US-Wahlkampf

Trump setzt auf Texas

22:52 Minuten
Ein Trump Fan in Dallas, Texas, mit der signalroten Baseballcap.
Trump-Fan in Dallas: Texas gilt für die Republikaner bei Wahlen als sichere Bank. © Getty / Callaghan O'Hare
Von Nicole Markwald |
Audio herunterladen
Texas gilt als konservativ. Seit Jahrzehnten regieren Republikaner den zweitgrößten US-Bundesstaat. 2016 gewann Donald Trump dort mit fast neun Prozent mehr Wählerstimmen. Kann er seinen Erfolg nun wiederholen?
Ein Donnerstagabend in der texanischen Kleinstadt New Braunfels. Hunderte Fahrzeuge, zumeist große Pickup Trucks, stehen auf dem Parkplatz eines Baumarktes. An den Wagen sind Flaggen angebracht, gern auch mehrere: US-Flaggen, leuchtend rot-weiße Trump/Pence-Flaggen, die umstrittene Konföderierten-Flagge. Es läuft laut Musik, über dem Parkplatz hängt Jahrmarktstimmung. Viele junge Familien sind hier, man grüßt sich lächelnd, klopft einander auf den Rücken. Unter den Hunderten Teilnehmern trägt lediglich ein Mann eine Maske. Corona ist hier kein Thema.
Die meisten der hauptsächlich weißen Besucher sind mit Trump-Shirts oder rotem Baseballcap ausgestattet, die mit "Make America Great again" bestickt sind, Trumps Wahlslogan von 2016. Aber auch Jeans, blau-rot-weiße Oberteile und Cowboyboots sind oft zu sehen – es ist schließlich Texas. Um 18:30 Uhr steht Steve Ceh auf der Ladefläche eines Pick-ups, Mikrofon in der Hand. Er hat diesen sogenannten Trump Train vor einigen Wochen ins Leben gerufen: ein Autokorso für den Präsidenten.

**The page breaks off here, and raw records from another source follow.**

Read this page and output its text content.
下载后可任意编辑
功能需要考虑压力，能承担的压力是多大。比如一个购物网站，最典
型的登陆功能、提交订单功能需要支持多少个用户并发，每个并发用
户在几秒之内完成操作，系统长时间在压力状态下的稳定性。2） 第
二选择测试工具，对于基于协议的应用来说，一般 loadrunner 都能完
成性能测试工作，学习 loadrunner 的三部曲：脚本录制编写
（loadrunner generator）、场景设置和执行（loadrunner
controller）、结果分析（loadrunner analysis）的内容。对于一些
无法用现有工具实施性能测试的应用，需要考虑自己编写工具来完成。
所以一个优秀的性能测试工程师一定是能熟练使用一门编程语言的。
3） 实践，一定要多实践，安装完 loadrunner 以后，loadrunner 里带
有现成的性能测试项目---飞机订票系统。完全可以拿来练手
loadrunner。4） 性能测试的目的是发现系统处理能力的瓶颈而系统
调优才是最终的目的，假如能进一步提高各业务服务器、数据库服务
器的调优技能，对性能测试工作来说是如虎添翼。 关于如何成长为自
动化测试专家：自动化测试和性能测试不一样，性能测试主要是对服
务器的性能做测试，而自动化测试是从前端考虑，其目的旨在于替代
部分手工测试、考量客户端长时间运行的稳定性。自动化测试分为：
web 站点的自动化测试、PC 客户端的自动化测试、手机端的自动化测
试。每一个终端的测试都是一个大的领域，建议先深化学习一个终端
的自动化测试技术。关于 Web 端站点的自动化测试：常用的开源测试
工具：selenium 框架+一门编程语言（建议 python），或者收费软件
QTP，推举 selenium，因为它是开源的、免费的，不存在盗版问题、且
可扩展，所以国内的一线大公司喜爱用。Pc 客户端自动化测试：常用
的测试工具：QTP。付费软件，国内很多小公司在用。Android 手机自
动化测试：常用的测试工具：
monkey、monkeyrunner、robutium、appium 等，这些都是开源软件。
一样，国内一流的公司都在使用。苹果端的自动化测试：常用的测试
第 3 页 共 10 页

Trump – von Gott geschickt

"Wir lehnen es ab, in Angst zu leben – vor dieser Black Lives Matter Bewegung, diesen kleinen George-Soros-Wachsoldaten. Diese Antifa – das sind kleine Punks! Wir werden gewinnen, wir werden Donald J. Trump weitere vier Jahre regieren sehen, damit insgesamt acht Jahre!"
Die Menge klatscht. Dann folgt ein Gebet: "Gott, wir wissen, dass du uns einen Mann namens Donald J. Trump geschickt hast, damit er unser Präsident wird. Dafür danken wir dir! Er kämpft jeden Tag gegen das Böse, und ich glaube daran, dass deine Hand auf ihm liegt."
Zudem bittet er um Schutz vor den Menschen, die – wie er sagt – "uns hassen, wenn wir an diesem Abend durch die Stadt fahren".
Donald Trump im Regen auf dem Weg zur "Marine One" vor dem weissen Haus in Washington, auf dem Weg nach Dallas, Texas. 2020.
Für manche seiner Wähler gilt er als von Gott gesandt: Präsident Donald Trump auf dem Weg nach Dallas,Texas.© Getty / Drew Angerer
Die kleine Versammlung der über 400 Menschen endet mit dem gemeinsamen Singen der Nationalhymne. Ein Auto nach dem anderen reiht sich ein in den Autokorso, der sich nun quer durch New Braunfels schlängelt - dieser Trump Train knattert, hupt und wummert durch die Gemeinde.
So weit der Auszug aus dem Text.